Olvidamos entonces que la imaginación se desborda delirante en la anticipación del suelo aún virgen de experiencia, por apoyarse precaria sobre la dudosa muleta del relato de otros, de la palabra ajena, tal vez inútil por en exceso extraña a la sensibilidad de nuestro espíritu y nuestra carne. Y que el error anida análogo en la recreación proyectante del terreno vital conocido, del pasado que cíclico retorna, si nada hay en el multiforme fluir de los acontecimientos del mundo, en el propio mundo, que se repita idéntico a sí mismo, que regrese con rostro imperturbable. Si la constante metamorfosis impuesta por ese imparable fluir en nuestras pieles nos convierte cada día en neonatos e inexpertos aprendices. Si, en alianza con ello, la mirada en perspectiva contaminada por el temor, el rechazo o la desgana, falsea magnificando el recuerdo de lo terrible para determinar su aparición ante nuestros ojos como doble, triplemente terrible. No es raro que más tétrica y repelente se moldee la figura del fantasma del futuro que florezca más tarde su realidad constatable.

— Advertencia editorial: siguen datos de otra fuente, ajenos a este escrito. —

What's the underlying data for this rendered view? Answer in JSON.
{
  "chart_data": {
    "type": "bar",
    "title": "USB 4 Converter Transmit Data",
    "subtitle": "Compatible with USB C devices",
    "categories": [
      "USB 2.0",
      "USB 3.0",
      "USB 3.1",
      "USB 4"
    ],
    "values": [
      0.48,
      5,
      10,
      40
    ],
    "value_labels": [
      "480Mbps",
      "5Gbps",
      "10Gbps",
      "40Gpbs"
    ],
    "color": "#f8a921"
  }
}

Pero ante todo olvidamos, perdidos en ese mar de espectros anunciados, buceando con la respiración entrecortada por la angustia por sus aguas solitarias, que la vida se despliega aquí y ahora, en este mismo instante, en este mismo lugar, donde nuestros dedos inconscientes no rozan fanstasmas, sino tan sólo estos otros dedos amables, esta superficie mullida, este viento suave y fresco soplando sobre ellos, este tierno brote de hierba. Y en flagrante desperdicio del presente precioso, único espacio para el reposar sentido, vibrante de nuestras plantas y manos, único pentagrama para la inscripción de la melodía que nos canta, permanecemos ciegos al rayo cálido de luz que cada amanecer baña las paredes a ratos grises de nuestras celdas.